Steven Soderbergh (Le Stratège)
Soderbergh ne fut pas remercié en plein tournage du Stratège mais trois jours avant le début des grandes manœuvres, ce qui témoigne quand même d’une production compliquée. Deux scénaristes superstars (Steven Zaillian, puis Aaron Sorkin) s’étaient déjà refilés le bébé à plusieurs reprises, manifestement dans la douleur. Mais ce sont surtout les partis-pris esthétiques de Soderbergh (le réalisateur de Trafic souhaitait un style documentaire, avec des interviews de vrais athlètes pour ponctuer le récit) qui déplaisent aux producteurs. Bennett Miller, réalisateur de Truman Capote, est finalement appelé à la rescousse. Il signe un film solide, au style froid, léché, cérébral, à la fois au service de ses acteurs et toujours un peu à distance de l’action. Un bon film de Steven Soderbergh, quoi !
Anthony Mann (Spartacus)
« Il avait l’air d’avoir peur de l’ampleur du film », dira plus tard Kirk Douglas, producteur et star de Spartacus, pour justifier le limogeage, au bout d’une petite semaine de tournage, d’Anthony Mann, pourtant loin d’être un nul (comme le démontrent ses films noirs 40’s, ses westerns 50’s et ses péplums 60’s). Douglas préfère finalement embaucher un petit jeunot, Stanley Kubrick, qui l’avait déjà (très bien) dirigé dans Les Sentiers de la gloire. Kubrick non plus n’avait jamais mis en scène un film de cette taille. Mais lui semblait peut-être n’avoir peur de rien.
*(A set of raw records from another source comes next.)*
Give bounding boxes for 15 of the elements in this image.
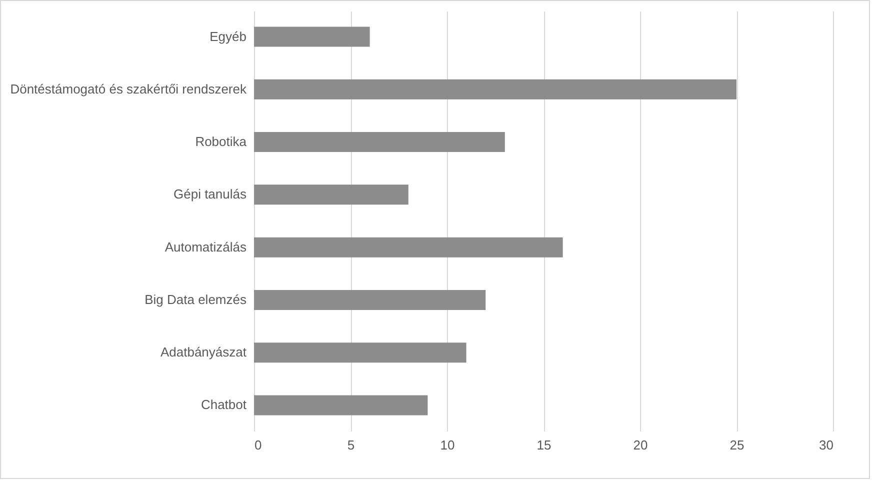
y-tick-label: Automatizálás bbox=[164, 239, 247, 254]
x-tick-label: 15 bbox=[536, 438, 552, 452]
y-tick-label: Robotika bbox=[195, 134, 248, 150]
y-tick-label: Gépi tanulás bbox=[174, 186, 247, 202]
x-tick-label: 0 bbox=[254, 438, 262, 452]
y-tick-label: Chatbot bbox=[200, 397, 247, 412]
y-tick-label: Adatbányászat bbox=[160, 344, 247, 360]
y-tick-label: Big Data elemzés bbox=[144, 292, 247, 307]
x-tick-label: 25 bbox=[730, 438, 744, 452]
x-tick-label: 10 bbox=[440, 438, 455, 452]
x-tick-label: 5 bbox=[347, 438, 355, 452]
x-tick-label: 30 bbox=[819, 438, 834, 452]
x-tick-label: 20 bbox=[633, 438, 648, 452]
y-tick-label: Döntéstámogató és szakértői rendszerek bbox=[10, 81, 247, 96]
y-tick-label: Egyéb bbox=[210, 28, 246, 44]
John McTiernan (Le 13ème Guerrier)
Un échec mythique, qui précipita la carrière de John McTiernan dans les limbes et transforma le cinéaste, avant même ses démêlés judiciaires, en martyr de l’industrie hollywoodienne. Le producteur du film Michael Crichton s’empara du 13ème Guerrier au grand dam de McT, tournant de nouvelles scènes, rebidouillant le montage, changeant le score… Et donnant ainsi naissance au mythe d’un directors cut invisible et sublime. Cette sombre affaire est détaillée dans l’indispensable édition blu-ray du film, qui démontre que le dernier chef-d’œuvre de McTiernan est bel et bien le fruit de la collaboration – extrêmement orageuse – entre un réalisateur de génie et son producteur tout-puissant.